The driving force behind the Scottish resistance was the Earl of Moray. Not strong enough to face the enemy in direct attack; he limited his actions to small-scale operations in the rear of the main English army, attacking supply columns and the like. The opportunity for more decisive action came about the time Edward and Balliol were meeting up at Glasgow.

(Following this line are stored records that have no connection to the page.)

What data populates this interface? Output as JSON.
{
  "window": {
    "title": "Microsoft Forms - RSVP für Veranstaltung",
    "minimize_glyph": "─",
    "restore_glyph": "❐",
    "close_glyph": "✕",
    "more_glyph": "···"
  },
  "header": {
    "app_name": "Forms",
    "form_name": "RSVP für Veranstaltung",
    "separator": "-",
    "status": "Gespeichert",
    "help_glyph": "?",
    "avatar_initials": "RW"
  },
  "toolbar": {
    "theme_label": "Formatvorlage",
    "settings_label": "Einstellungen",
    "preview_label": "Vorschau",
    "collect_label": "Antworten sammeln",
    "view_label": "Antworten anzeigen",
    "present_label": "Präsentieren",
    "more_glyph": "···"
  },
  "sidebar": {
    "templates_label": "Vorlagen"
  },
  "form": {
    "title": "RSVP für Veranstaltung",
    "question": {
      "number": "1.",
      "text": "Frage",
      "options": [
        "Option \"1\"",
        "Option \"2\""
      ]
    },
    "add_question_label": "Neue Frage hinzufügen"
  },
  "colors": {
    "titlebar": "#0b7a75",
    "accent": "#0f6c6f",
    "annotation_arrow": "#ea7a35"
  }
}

==Will You Go to Boroughmuir?==

Guy of Namur had arrived with his retinue at Berwick, too late to join the king in his invasion. Namur's motives were firmly in the tradition of chivalry; to take part in a military adventure and to thereby enhance the chivalric reputation of himself and of the company of 100 or so men-at-arms who accompanied him. He was a Fleming, and beyond his kinship to Queen Philippa, should have had little interest in Edward's Scottish war. It is reasonably safe to assume that he was simply looking for adventure; for his desire for action led him to take a step that more prudent council should have advised against. With a small force of some 300 knights, men-at-arms and archers he entered Scotland, hoping to meet up with the king in the centre of the country. His movements are likely to have been observed virtually from the outset; for he was ambushed as he approached Edinburgh by the earl of Moray. Namur managed to fight his way through to the Borough Muir, where on 30 July he found himself in the midst of a full-scale battle. His men gave a good account of themselves; but when Sir William Douglas arrived from the nearby Pentland Hills to reinforce Moray, they were in immediate danger of being overwhelmed.

==A Wall of Horse Flesh==

With no other option Namur and his men made for Edinburgh, a little to the north of their present position. Closely pursued by the enemy they entered the city by way of the Friars' Wynd, and the fighting continued through the St. Mary Wynd all the way up to the castle, which had lain in ruins since 1314. The gaps in the defenses were filled in the only way possible; the horses were killed to provide a barricade of flesh. Moray and his men were held for the time being, but the position was hopeless. Walter Bower, the chronicler, describes their predicament and the outcome;

The men of Namur therefore, as they fled and fought bravely, kept together until they climbed the lamentable hill where there used to be the Maidens' castle of Edinburgh, which had been demolished earlier for fear of the English. These rocks they defended courageously, and killing their exhausted and injured horses besides, they made a defensive wall with their bodies. And thus, surrounded and besieged by the Scots throughout the whole of that night, they passed it continuously without sleep, hungry, cold, thirsty and weary. Tired out and distressed in this way, and with no hope of any help, they in the morning of the next day surrendered themselves to the Scots in capitulation, after an agreement had been reached about the ransom to be paid, provided that they could depart to their home country.

==Defeat in Victory==

Moray behaved with generosity, allowing them to depart on swearing never again to take arms against the supporters of King David. There was, besides any chivalric considerations, a political dimension to his actions. Namur was the subject of Philip VI, king of France, and the Guardian had no wish to upset Scotland's most vital ally. He even decided to escort Namur in person back towards the border. It cost him dearly. On his way back he was ambushed by an English force from Jedburgh under William Pressen. Sir William Douglas managed to escape, but his brother, James, was killed. Moray himself was taken prisoner, destined to spend the next five years in English jails. Namur returned to Berwick and sailed with Queen Philippa to join Edward at Perth. He was well received by the king, although his recent discomfiture must have been the occasion for some political embarrassment. Because of his pact with Moray the count was of no military value to Edward, and he soon left Scotland, never to return. With his reputation compromised the unfortunate Namur was severely censured by the English chroniclers for daring to enter enemy territory with so modest a following.